Manifestation contre le pass sanitaire : la femme brandissant une pancarte antisémite interpellée

Manifestation contre le pass sanitaire : la femme brandissant une pancarte antisémite interpellée
(illustration)

publié le lundi 09 août 2021 à 13h59

Le parquet de Metz avait ouvert une enquête sur une "pancarte au message manifestement antisémite", tandis que de nombreuses personnalités politiques avaient fait part de leur indignation.

Elle brandissait une pancarte affublée des noms de plusieurs personnalités juives : enseignante, ex-membre du Front national et ancienne élue locale une femme ayant participé samedi à une manifestation contre le pass sanitaire à Metz, a été interpellée lundi 9 août à Hombourg-Haut, une petite commune de Moselle, a-t-on appris de source policière.

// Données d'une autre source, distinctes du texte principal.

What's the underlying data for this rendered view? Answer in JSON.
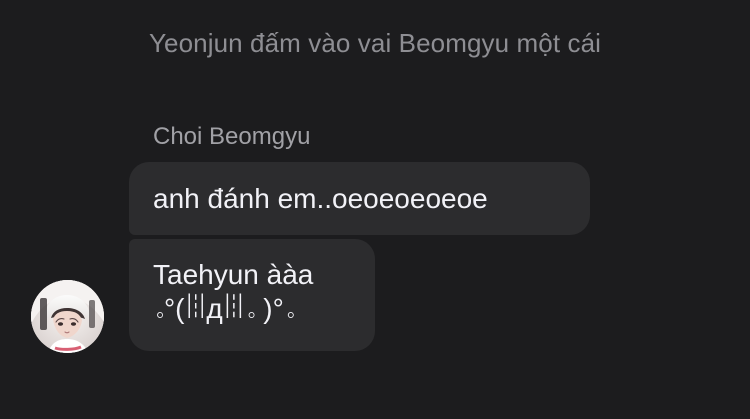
{
  "chat": {
    "action_text": "Yeonjun đấm vào vai Beomgyu một cái",
    "sender_name": "Choi Beomgyu",
    "messages": [
      {
        "text": "anh đánh em..oeoeoeoeoe"
      },
      {
        "line_1": "Taehyun ààa",
        "line_2": "｡°(ꈨдꈨ｡ )°｡"
      }
    ]
  },
  "colors": {
    "background": "#1c1c1e",
    "bubble": "#2c2c2e",
    "primary_text": "#f2f2f7",
    "secondary_text": "#8e8e93"
  }
}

Confirmant son statut d'enseignante, le ministre de l'Education nationale Jean-Michel Blanquer a annoncé qu'elle sera "suspendue en attendant les suites disciplinaires". "Sur le plan pénal, le recteur saisit le procureur", a ajouté le ministre.


Selon la préfecture de la Moselle, le domicile de l'enseignante, Cassandre Fristot, a été perquisitionné lundi matin. "La police regarde si l'on trouve dans son logement de quoi expliquer ou conforter la présomption d'antisémitisme", a précisé la préfecture, interrogée par l'AFP.

Le ministre de l'Intérieur Gérald Darmanin, qui avait dénoncé dimanche une pancarte "abjecte" et promis que ce geste ne resterait pas "impuni", a lui-même annoncé lundi sur Twitter l'interpellation de la jeune femme. 

Le parquet de Metz avait ouvert dimanche une enquête de flagrance sur cette "pancarte au message manifestement antisémite", selon la préfecture.

Les noms de plusieurs responsables politiques, hommes d'affaires et intellectuels, dont la plupart sont juifs, y étaient désignés à la vindicte populaire.

Élue d'opposition au conseil municipal de Hombourg-Haut de 2014 à 2020 et ex-candidate FN aux législatives de 2012, Cassandre Fristot avait été brièvement cheffe de cabinet en 2013 de Louis Aliot, alors vice-président du Front National (devenu RN), avant d'être remerciée et de quitter le parti.

Sur la pancarte, les noms encadrent le slogan: "Mais qui ?" Celui-ci est apparu à la suite d'un entretien accordé en juin sur la chaîne CNEWS d'un général à la retraite, Daniel Delawarde, signataire d'une tribune évoquant "le délitement" de la France publiée par l'hebdomadaire Valeurs actuelles. À la question "qui contrôle la 'meute médiatique'?" et après plusieurs relances, il avait répondu "la communauté que vous connaissez bien", avant d'être coupé par le présentateur, Jean-Marc Morandini.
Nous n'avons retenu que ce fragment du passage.